Comcast Cable Chief Network Officer Elad Nafshi confirmed next week’s launch will be the first DOCSIS 4.0 deployment “anywhere in the planet.”
Moreover, Comcast is deploying these new multi-gig speeds on an end-to-end DOCSIS 4.0 system, instead of using a DOCSIS 3.1 cable modem termination system (CMTS) in a high split configuration with a DOCSIS 4.0 modem.
“This is something we’ve been working on, to turn from PowerPoint into specs into actual silicon…building the cloud capabilities to be able to service this and be able to harden the service to a point where it’s ready for customers,” Nafshi told Fierce. “That’s pretty remarkable.”
He explained customers in the announced markets will be able to get a brand-new DOCSIS 4.0 modem “that they will be able to install and leverage in order to get these new speeds.”
As for when Comcast expects to upgrade the rest of its cable footprint, Nafshi didn’t provide an exact timeline but said the company is “working very hard” to deploy DOCSIS 4.0 “as quickly as we can.”
“Progress has been very good.

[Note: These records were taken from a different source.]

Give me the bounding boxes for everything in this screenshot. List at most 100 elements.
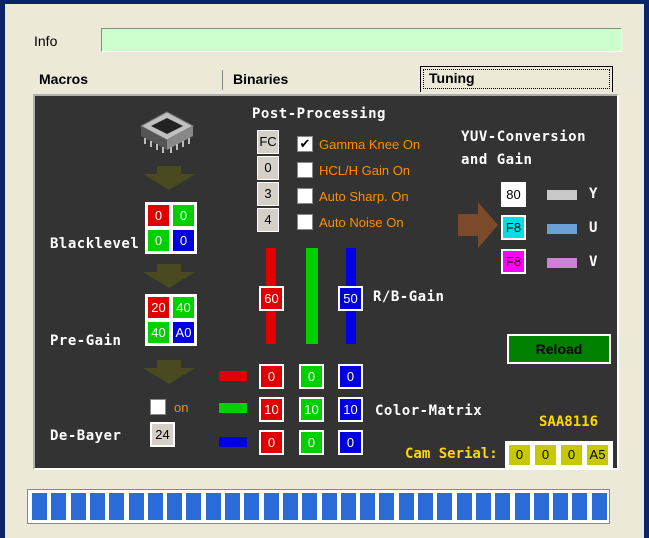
chip-icon: [139, 111, 195, 153]
progress-segment: [225, 493, 240, 520]
progress-segment: [572, 493, 588, 520]
pregain-g1[interactable]: 40: [171, 295, 196, 320]
gamma-knee-checkbox[interactable]: ✔: [297, 136, 313, 152]
tab-tuning[interactable]: Tuning: [420, 66, 613, 92]
progress-segment: [321, 493, 337, 520]
matrix-cell[interactable]: 10: [338, 397, 363, 422]
right-arrow-icon: [458, 202, 498, 248]
matrix-cell[interactable]: 0: [338, 430, 363, 455]
reload-button[interactable]: Reload: [507, 334, 611, 364]
blacklevel-b[interactable]: 0: [171, 228, 196, 253]
blacklevel-g2[interactable]: 0: [146, 228, 171, 253]
progress-segment: [89, 493, 105, 520]
pp-code-1[interactable]: 0: [257, 156, 279, 180]
cam-serial-byte[interactable]: 0: [533, 443, 558, 467]
progress-segment: [186, 493, 202, 520]
pp-code-3[interactable]: 4: [257, 208, 279, 232]
progress-segment: [302, 493, 318, 520]
matrix-cell[interactable]: 10: [299, 397, 324, 422]
tab-binaries-label: Binaries: [233, 71, 289, 87]
matrix-blue-indicator: [219, 437, 247, 447]
progress-segment: [340, 493, 356, 520]
gamma-knee-label: Gamma Knee On: [319, 137, 421, 152]
yuv-title-line1: YUV-Conversion: [461, 129, 587, 145]
progress-bar: [27, 489, 610, 524]
progress-segment: [32, 493, 47, 520]
pp-code-2[interactable]: 3: [257, 182, 279, 206]
progress-segment: [360, 493, 376, 520]
color-matrix-label: Color-Matrix: [375, 403, 483, 419]
pregain-label: Pre-Gain: [50, 333, 122, 349]
auto-sharp-checkbox[interactable]: [297, 188, 313, 204]
hcl-gain-checkbox[interactable]: [297, 162, 313, 178]
chip-model-label: SAA8116: [539, 414, 599, 430]
v-channel-swatch: [547, 258, 577, 268]
info-field[interactable]: [101, 28, 622, 52]
yuv-title-line2: and Gain: [461, 152, 533, 168]
pregain-r[interactable]: 20: [146, 295, 171, 320]
progress-segment: [533, 493, 549, 520]
progress-segment: [437, 493, 453, 520]
progress-segment: [456, 493, 472, 520]
tab-macros[interactable]: Macros: [31, 68, 221, 92]
progress-segment: [553, 493, 569, 520]
matrix-green-indicator: [219, 403, 247, 413]
auto-sharp-label: Auto Sharp. On: [319, 189, 409, 204]
blue-gain-value[interactable]: 50: [338, 286, 363, 311]
progress-segment: [70, 493, 86, 520]
cam-serial-byte[interactable]: A5: [585, 443, 610, 467]
pp-code-0[interactable]: FC: [257, 130, 279, 154]
rb-gain-label: R/B-Gain: [373, 289, 445, 305]
progress-segment: [205, 493, 221, 520]
progress-segment: [418, 493, 433, 520]
progress-segment: [244, 493, 260, 520]
tab-macros-label: Macros: [39, 71, 89, 87]
down-arrow-icon: [143, 264, 195, 288]
progress-segment: [51, 493, 67, 520]
progress-segment: [147, 493, 163, 520]
pregain-g2[interactable]: 40: [146, 320, 171, 345]
blacklevel-g1[interactable]: 0: [171, 203, 196, 228]
matrix-cell[interactable]: 10: [259, 397, 284, 422]
pregain-b[interactable]: A0: [171, 320, 196, 345]
cam-serial-label: Cam Serial:: [405, 446, 498, 462]
debayer-checkbox[interactable]: [150, 399, 166, 415]
progress-segment: [398, 493, 414, 520]
u-channel-label: U: [589, 220, 598, 236]
u-channel-swatch: [547, 224, 577, 234]
y-channel-label: Y: [589, 186, 598, 202]
cam-serial-byte[interactable]: 0: [559, 443, 584, 467]
y-channel-swatch: [547, 190, 577, 200]
yuv-v-value[interactable]: F8: [501, 249, 526, 274]
matrix-cell[interactable]: 0: [299, 364, 324, 389]
blacklevel-grid: 0 0 0 0: [145, 202, 197, 254]
postprocessing-title: Post-Processing: [252, 106, 386, 122]
red-gain-value[interactable]: 60: [259, 286, 284, 311]
progress-segment: [167, 493, 183, 520]
auto-noise-label: Auto Noise On: [319, 215, 404, 230]
debayer-on-label: on: [174, 400, 189, 415]
yuv-y-value[interactable]: 80: [501, 182, 526, 207]
matrix-cell[interactable]: 0: [259, 430, 284, 455]
progress-segment: [263, 493, 279, 520]
down-arrow-icon: [143, 166, 195, 190]
blacklevel-r[interactable]: 0: [146, 203, 171, 228]
yuv-u-value[interactable]: F8: [501, 215, 526, 240]
progress-segment: [109, 493, 125, 520]
matrix-cell[interactable]: 0: [299, 430, 324, 455]
debayer-value[interactable]: 24: [150, 422, 175, 447]
auto-noise-checkbox[interactable]: [297, 214, 313, 230]
v-channel-label: V: [589, 254, 598, 270]
blacklevel-label: Blacklevel: [50, 236, 140, 252]
progress-segment: [495, 493, 511, 520]
progress-segment: [128, 493, 144, 520]
progress-segment: [514, 493, 530, 520]
tab-tuning-label: Tuning: [429, 70, 475, 86]
matrix-cell[interactable]: 0: [259, 364, 284, 389]
info-label: Info: [34, 33, 58, 49]
tab-binaries[interactable]: Binaries: [225, 68, 415, 92]
tab-divider: [222, 70, 223, 90]
cam-serial-byte[interactable]: 0: [507, 443, 532, 467]
progress-segment: [591, 493, 607, 520]
matrix-cell[interactable]: 0: [338, 364, 363, 389]
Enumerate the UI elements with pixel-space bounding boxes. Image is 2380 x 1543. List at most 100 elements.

So now it’s making that transition from the mid split implementation to the DOCSIS 4.0 electronic upgrade,” he said. “And that’s what we’ll be working on over the next months, to really start to scale up.”
Notably, Comcast is leveraging a full duplex (FDX) DOCSIS 4.0 method, which means it uses noise cancellation to allow upstream and downstream traffic to be transmitted over the same 1.2GHz spectrum.
Other cable players, such as Charter, are opting for the extended spectrum (ESD) variant, which increases spectrum to 1.8GHz and divides it into dedicated chunks for upstream and downstream traffic flows.
“For the very first time, not only is this an end-to-end 4.0 delivery, but we’re also able to get around the whole split argument right, mid split, high split, ultra high split,” Nafshi said. “This is leveraging DOCSIS 4.0 FDX. [Without needing to move the split], we’re able to launch the two gigabit symmetrical services.”
While speed is a key component of the new multi-gig offerings, he also noted Comcast is “setting a whole new bar in terms of what reliability is” – figuring out how to improve the network’s service in real time.
“Speed always gets the headline right, and don’t get me wrong, 2-gig symmetrical on our coaxial network is one of those transformational moments,” he said. “But the reliability that we’re able to get, the service visibility and the AI that runs this architecture are truly transformational and what gets me excited.”